Baca juga : Paris Siapkan Rencana Darurat untuk Olimpiade 2024 Bila Pandemi Masih Berlanjut
Asher-Smith memecahkan rekor Inggris untuk nomor 100m dan 200m pada Kejuaraan Dunia 2019 di Doha. Di sana, ia memenangkan medali perak dan medali emas. Dia juga merupakan bagian dari tim estafet 4x100 meter yang berhasil mencatatkan putaran terbaik nasional 41,77 detik untuk meraih perunggu di Olimpiade Rio de Janeiro 2016.
Asher-Smith pun bercerita bahwa ia adalah sosok yang sangat pemalu pada masa lalu. "Percaya atau tidak, ketika saya masih di sekolah saya sangat pemalu dan itu karakter yang tidak sesuai untuk menjadi olahragawan terkenal. Orang akan menganggap rasa malu sebagai upaya menyembunyikan sesuatu. Anda bisa bersikap kejam, atau bersikap dingin, dan Anda hanya perlu keluar dari cangkang Anda."

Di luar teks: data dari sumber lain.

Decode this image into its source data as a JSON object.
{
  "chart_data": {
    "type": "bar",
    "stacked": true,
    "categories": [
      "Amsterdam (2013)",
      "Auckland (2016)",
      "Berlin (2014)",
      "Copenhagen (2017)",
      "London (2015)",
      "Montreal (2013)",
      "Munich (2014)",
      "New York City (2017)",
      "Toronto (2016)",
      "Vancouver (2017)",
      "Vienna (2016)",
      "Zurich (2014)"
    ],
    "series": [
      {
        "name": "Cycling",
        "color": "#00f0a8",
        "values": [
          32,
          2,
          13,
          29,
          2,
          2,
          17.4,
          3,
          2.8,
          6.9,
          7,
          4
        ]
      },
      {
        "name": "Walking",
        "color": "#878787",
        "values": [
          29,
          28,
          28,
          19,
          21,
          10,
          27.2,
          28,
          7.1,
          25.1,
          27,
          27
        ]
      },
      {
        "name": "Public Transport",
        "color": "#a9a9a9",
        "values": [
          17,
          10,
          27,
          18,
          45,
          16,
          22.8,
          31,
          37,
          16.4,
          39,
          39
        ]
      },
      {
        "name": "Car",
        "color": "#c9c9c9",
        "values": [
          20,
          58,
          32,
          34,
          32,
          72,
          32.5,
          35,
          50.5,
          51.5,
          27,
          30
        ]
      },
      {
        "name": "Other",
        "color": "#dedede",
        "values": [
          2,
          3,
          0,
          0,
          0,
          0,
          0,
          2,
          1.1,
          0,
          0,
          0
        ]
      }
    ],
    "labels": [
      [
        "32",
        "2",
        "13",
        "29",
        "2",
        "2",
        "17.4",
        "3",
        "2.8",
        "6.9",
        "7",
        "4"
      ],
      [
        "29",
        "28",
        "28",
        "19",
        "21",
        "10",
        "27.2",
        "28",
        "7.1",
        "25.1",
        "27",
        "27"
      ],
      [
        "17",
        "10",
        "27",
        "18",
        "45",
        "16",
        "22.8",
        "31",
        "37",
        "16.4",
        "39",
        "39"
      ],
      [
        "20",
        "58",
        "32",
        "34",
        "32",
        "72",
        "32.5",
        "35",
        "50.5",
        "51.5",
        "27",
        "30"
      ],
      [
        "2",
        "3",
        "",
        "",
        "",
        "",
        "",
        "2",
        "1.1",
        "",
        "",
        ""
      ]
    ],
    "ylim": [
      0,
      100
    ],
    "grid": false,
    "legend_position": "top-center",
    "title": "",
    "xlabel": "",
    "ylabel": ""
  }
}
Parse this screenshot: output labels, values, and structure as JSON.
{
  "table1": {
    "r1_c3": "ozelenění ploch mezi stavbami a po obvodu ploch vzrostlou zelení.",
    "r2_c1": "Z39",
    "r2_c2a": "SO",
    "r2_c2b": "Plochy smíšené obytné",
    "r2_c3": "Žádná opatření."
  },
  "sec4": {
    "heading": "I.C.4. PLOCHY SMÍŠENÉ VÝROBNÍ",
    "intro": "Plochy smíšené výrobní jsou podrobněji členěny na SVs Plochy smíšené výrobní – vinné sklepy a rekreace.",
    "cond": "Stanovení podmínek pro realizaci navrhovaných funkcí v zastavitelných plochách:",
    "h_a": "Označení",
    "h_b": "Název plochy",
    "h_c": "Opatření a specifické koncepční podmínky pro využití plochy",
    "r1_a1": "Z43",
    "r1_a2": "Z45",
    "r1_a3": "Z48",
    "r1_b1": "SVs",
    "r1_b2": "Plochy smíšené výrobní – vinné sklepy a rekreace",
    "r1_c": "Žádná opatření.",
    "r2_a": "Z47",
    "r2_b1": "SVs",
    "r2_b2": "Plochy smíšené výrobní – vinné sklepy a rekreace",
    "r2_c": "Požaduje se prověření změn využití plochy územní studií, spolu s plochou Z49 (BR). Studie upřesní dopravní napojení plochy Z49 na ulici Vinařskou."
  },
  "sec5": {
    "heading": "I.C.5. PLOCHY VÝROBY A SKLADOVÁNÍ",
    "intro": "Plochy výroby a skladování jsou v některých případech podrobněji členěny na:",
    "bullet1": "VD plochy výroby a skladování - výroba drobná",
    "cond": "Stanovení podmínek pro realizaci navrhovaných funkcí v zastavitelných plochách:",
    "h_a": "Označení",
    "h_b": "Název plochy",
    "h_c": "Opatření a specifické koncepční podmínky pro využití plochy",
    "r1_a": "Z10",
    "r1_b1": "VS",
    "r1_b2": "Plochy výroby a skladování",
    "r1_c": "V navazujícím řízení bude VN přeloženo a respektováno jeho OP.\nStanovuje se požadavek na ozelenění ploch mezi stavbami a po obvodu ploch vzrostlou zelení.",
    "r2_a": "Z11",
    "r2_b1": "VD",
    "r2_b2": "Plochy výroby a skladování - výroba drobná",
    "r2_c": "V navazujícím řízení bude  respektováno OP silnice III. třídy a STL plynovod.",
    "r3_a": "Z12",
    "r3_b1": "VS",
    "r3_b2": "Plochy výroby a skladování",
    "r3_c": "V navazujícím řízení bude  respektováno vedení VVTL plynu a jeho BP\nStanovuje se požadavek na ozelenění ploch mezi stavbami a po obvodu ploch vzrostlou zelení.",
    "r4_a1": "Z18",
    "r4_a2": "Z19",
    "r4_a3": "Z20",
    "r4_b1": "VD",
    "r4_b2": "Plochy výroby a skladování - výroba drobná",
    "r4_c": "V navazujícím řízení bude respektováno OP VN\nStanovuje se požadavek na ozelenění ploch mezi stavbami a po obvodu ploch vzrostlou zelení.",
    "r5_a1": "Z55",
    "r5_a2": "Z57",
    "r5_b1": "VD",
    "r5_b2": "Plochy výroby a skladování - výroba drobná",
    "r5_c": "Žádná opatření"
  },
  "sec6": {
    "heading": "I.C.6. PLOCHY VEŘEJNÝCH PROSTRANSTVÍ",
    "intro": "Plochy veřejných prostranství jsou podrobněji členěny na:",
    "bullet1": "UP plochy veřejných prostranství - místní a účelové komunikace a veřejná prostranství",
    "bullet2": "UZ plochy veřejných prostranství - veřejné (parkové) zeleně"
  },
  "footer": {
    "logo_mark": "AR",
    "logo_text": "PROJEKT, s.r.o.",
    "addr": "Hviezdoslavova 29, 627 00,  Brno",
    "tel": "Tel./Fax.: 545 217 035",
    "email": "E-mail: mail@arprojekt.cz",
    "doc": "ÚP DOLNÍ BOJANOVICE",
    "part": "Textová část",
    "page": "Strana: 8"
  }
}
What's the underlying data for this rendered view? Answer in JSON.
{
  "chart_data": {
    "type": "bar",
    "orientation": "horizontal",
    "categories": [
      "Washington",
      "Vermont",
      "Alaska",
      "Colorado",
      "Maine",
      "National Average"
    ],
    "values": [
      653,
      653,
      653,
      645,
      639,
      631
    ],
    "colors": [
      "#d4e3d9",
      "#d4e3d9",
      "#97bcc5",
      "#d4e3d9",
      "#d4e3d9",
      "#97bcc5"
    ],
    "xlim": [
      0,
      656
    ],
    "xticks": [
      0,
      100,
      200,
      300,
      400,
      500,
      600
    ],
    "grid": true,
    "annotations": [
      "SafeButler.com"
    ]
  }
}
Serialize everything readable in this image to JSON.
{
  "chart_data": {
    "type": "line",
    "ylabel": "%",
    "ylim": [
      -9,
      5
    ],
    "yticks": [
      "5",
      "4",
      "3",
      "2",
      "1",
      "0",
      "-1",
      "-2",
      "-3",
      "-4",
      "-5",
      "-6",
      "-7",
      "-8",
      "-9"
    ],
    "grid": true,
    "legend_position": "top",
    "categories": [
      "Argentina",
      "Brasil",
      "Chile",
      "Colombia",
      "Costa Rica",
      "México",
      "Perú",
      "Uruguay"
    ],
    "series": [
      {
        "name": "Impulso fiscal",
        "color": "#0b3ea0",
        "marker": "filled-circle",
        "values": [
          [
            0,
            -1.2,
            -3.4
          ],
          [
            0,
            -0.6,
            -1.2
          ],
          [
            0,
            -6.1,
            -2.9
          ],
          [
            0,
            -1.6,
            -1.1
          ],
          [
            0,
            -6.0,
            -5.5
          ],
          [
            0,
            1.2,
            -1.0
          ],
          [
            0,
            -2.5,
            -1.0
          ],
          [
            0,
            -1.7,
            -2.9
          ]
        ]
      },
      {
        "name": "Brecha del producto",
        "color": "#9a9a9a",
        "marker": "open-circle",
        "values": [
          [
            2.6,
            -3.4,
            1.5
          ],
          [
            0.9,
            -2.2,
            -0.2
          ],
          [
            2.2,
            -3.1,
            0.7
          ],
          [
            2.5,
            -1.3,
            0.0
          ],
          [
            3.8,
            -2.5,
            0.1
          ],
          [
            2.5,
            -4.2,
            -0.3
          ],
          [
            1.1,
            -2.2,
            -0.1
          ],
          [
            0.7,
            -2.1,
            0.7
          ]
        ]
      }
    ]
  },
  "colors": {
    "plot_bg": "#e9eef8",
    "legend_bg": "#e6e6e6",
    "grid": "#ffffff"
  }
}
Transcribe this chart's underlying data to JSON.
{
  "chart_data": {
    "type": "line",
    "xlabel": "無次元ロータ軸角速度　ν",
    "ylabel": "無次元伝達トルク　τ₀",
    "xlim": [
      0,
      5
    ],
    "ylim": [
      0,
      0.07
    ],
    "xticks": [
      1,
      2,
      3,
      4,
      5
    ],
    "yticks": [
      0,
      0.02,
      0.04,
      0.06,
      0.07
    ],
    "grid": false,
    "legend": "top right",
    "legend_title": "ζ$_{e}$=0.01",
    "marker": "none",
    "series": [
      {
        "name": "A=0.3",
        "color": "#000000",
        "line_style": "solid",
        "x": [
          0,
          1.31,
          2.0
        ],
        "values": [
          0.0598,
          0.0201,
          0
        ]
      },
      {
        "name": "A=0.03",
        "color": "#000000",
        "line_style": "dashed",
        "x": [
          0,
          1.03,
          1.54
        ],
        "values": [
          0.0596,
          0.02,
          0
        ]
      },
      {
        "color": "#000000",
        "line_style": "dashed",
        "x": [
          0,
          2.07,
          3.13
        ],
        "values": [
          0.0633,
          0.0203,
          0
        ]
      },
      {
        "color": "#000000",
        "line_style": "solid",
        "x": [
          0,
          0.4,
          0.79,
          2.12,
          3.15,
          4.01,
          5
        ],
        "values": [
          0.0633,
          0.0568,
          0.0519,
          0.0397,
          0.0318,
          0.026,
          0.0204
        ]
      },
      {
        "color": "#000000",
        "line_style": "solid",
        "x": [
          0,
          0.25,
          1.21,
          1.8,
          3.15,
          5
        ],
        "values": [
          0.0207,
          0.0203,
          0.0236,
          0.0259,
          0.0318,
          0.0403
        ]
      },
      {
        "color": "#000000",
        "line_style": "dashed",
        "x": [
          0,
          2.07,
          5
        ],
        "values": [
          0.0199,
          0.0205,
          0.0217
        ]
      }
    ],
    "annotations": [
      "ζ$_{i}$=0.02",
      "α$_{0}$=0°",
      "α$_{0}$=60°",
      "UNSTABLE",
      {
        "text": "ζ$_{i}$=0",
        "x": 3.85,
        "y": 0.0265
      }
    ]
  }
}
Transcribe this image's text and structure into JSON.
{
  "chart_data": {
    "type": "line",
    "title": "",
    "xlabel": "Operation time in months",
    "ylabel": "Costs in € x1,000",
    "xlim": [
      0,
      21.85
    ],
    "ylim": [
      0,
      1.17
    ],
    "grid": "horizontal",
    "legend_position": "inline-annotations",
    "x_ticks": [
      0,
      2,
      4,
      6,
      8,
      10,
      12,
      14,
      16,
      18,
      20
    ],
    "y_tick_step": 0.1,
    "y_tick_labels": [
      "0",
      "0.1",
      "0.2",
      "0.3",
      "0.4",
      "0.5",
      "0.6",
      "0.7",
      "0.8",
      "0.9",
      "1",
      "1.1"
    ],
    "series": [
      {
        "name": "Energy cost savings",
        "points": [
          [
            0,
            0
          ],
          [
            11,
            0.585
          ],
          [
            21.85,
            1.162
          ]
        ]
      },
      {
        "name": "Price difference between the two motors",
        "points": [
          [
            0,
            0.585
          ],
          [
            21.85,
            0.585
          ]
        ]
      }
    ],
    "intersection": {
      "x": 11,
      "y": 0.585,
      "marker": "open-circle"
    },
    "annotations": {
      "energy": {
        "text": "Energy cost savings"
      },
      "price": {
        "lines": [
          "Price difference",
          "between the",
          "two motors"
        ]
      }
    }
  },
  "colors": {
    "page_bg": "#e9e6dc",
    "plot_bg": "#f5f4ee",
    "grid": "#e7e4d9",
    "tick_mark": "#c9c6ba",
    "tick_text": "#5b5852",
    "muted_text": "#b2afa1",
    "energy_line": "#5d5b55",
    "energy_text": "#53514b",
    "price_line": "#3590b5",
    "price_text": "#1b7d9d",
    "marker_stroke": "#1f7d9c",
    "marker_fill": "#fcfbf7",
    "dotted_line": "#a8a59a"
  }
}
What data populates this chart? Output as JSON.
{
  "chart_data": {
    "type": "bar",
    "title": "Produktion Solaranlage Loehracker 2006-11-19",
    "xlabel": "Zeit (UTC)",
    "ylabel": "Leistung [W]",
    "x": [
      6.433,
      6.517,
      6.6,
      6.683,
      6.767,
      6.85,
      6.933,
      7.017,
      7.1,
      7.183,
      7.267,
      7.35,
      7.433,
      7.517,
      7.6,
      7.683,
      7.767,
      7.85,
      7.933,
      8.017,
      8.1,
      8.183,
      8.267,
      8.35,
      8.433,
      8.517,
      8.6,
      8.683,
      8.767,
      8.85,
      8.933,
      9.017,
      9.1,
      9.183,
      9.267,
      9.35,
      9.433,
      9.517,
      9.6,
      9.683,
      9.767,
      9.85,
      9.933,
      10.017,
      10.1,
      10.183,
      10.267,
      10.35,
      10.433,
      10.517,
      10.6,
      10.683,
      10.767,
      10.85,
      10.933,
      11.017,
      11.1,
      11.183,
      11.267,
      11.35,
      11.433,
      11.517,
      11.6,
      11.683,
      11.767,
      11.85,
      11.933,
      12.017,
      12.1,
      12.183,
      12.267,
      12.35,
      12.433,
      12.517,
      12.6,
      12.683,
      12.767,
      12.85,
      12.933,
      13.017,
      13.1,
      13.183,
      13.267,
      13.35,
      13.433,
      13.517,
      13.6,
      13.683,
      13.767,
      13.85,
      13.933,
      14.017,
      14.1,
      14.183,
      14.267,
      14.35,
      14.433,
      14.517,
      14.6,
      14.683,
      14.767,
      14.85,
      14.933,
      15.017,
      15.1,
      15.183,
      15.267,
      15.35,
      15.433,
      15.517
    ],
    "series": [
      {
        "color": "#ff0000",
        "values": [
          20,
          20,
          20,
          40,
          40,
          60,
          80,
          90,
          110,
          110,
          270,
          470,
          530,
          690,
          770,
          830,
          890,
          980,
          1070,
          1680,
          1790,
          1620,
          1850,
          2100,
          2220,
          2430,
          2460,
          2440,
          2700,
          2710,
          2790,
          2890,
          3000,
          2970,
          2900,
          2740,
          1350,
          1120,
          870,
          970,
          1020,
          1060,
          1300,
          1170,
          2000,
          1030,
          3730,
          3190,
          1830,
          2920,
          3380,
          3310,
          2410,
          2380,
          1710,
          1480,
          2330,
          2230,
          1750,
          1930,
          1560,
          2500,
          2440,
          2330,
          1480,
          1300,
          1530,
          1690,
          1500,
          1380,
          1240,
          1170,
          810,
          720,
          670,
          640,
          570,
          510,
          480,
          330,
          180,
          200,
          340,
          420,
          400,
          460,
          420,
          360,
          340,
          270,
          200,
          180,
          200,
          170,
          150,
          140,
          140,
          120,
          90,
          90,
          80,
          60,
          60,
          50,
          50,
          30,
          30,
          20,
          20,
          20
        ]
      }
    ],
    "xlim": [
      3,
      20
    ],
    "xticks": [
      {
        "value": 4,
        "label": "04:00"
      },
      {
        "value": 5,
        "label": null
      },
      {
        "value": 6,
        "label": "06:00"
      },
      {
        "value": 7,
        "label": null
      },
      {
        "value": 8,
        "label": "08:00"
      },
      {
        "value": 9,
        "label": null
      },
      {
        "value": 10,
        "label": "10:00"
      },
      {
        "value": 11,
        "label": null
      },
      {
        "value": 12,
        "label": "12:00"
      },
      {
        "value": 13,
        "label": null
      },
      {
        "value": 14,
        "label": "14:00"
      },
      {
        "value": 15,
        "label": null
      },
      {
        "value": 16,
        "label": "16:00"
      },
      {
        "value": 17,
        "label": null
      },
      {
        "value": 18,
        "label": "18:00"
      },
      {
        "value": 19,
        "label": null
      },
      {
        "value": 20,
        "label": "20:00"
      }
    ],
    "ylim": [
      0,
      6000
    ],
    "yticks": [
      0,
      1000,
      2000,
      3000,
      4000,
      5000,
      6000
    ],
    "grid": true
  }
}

Rasa malu itu sebenarnya bisa dengan mudah membuat Asher-Smith berhenti dari dunia olahraga, sama seperti yang terjadi pada sekelompok besar perempuan saat mereka menginjak remaja. "Saya pikir pada usia itu, ketika orang menjadi lebih sadar akan lingkungannya dan orang-orang mulai mencari siapa mereka, apa artinya menjadi seorang wanita, olahraga tidak ada dalam gambaran mereka."
“Anda harus menunjukkan bahwa menjadi olahragawan adalah karier yang layak, patut dirayakan, positif, tidak disertai stereotip, dan tidak bertentangan dengan menjadi wanita. Ketika Serena dan Venus Williams menjadi satu-satunya dua perempuan kulit hitam di tenis selama itu, mereka mampu menjadi pelopor."
"Sekarang kamu punya Naomi Osaka, kamu punya Coco Gauff, Sloane Stephens. Ada begitu banyak gadis kulit hitam karena Williams bersaudara telah menunjukkan, bahwa tenis adalah olahraga yang bisa mereka mainkan di level tertinggi,” ujar Asher-Smith, pelari Inggris tersebut.